Meiji Jingu — Pourquoi 100 000 arbres ont été plantés pour créer une forêt qui s'entretient elle-même
Meiji Jingu
Le sens du lieu
Sortez de la gare de Harajuku, l'un des coins les plus animés de Tokyo, et en moins d'une minute vous pouvez vous retrouver à la lisière d'une forêt profonde. Soixante-dix hectares d'arbres — environ la taille de quinze Tokyo Domes — qui s'élèvent au cœur de la ville. Cela paraît ancien. On dirait quelque chose autour de quoi la ville aurait été bâtie.
C'est tout l'inverse. Chaque arbre a été planté à la main.
Le Meiji Jingu a été dédié le 1ᵉʳ novembre 1920 aux esprits de l'empereur Meiji, mort en 1912, et de l'impératrice Shoken. Lorsque le sanctuaire fut fondé, ce sol était presque nu. Alors, partout dans le pays, des gens ont fait don d'environ 100 000 arbres, et près de 110 000 jeunes volontaires sont venus les planter. Les mots du sanctuaire lui-même sont sans détour à ce sujet : la forêt « peut sembler naturelle, mais elle est en réalité l'œuvre de l'homme ».
Ce qui est singulier, ce n'est pas qu'elle ait été plantée, mais la manière dont elle a été conçue.
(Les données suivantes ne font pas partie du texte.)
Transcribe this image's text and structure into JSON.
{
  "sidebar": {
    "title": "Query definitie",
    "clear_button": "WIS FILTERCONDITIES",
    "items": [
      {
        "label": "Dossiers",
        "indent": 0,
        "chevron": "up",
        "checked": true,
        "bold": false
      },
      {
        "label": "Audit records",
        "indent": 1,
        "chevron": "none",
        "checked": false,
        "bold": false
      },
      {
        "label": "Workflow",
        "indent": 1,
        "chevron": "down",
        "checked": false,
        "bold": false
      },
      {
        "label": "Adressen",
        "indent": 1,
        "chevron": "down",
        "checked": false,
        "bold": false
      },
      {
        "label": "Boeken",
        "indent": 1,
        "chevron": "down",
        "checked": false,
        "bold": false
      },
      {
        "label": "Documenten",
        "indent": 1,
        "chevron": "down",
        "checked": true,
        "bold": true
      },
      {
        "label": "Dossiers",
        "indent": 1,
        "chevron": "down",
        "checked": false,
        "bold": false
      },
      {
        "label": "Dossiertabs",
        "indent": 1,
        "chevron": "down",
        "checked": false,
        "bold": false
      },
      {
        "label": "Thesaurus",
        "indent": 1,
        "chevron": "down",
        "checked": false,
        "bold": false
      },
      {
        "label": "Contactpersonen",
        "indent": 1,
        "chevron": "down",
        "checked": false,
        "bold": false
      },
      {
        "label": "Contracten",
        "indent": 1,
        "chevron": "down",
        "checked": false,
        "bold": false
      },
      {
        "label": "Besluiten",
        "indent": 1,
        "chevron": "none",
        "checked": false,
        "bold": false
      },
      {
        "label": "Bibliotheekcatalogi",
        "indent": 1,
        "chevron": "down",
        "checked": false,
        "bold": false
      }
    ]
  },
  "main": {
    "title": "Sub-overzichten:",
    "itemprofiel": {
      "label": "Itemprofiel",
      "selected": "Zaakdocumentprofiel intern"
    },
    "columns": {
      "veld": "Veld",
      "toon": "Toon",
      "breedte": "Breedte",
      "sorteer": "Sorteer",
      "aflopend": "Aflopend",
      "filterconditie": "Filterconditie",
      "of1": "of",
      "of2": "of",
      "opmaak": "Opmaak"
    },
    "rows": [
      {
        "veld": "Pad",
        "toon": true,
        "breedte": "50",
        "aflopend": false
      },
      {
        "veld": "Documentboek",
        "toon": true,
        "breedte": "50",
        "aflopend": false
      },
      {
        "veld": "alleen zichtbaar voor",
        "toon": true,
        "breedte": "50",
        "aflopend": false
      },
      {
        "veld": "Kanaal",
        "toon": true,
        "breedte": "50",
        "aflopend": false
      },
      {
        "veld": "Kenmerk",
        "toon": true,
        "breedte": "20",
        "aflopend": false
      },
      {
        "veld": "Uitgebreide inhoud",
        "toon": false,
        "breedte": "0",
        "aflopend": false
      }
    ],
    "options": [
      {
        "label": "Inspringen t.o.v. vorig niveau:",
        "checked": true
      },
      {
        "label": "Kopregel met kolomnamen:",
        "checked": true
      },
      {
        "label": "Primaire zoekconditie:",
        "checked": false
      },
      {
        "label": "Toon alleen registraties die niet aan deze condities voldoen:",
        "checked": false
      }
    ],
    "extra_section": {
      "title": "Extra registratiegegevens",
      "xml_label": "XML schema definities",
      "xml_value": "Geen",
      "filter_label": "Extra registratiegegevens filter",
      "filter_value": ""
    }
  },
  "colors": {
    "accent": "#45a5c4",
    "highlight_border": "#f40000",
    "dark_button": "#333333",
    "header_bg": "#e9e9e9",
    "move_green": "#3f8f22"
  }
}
Les forestiers qui l'ont pensée — menés par le Dr Honda Seiroku, celui-là même qui a dessiné le parc Hibiya — ont choisi chaque arbre en fonction de son allure non pas dans dix ans, mais après un ou deux siècles. Ils ne plantaient pas un jardin destiné à être entretenu. Ils plantaient une forêt conçue pour finir par se prendre en charge elle-même : grandir, laisser tomber ses graines, remplacer ses propres arbres morts, et se perpétuer sans jardinier, indéfiniment. Le sanctuaire l'appelle la « forêt éternelle ».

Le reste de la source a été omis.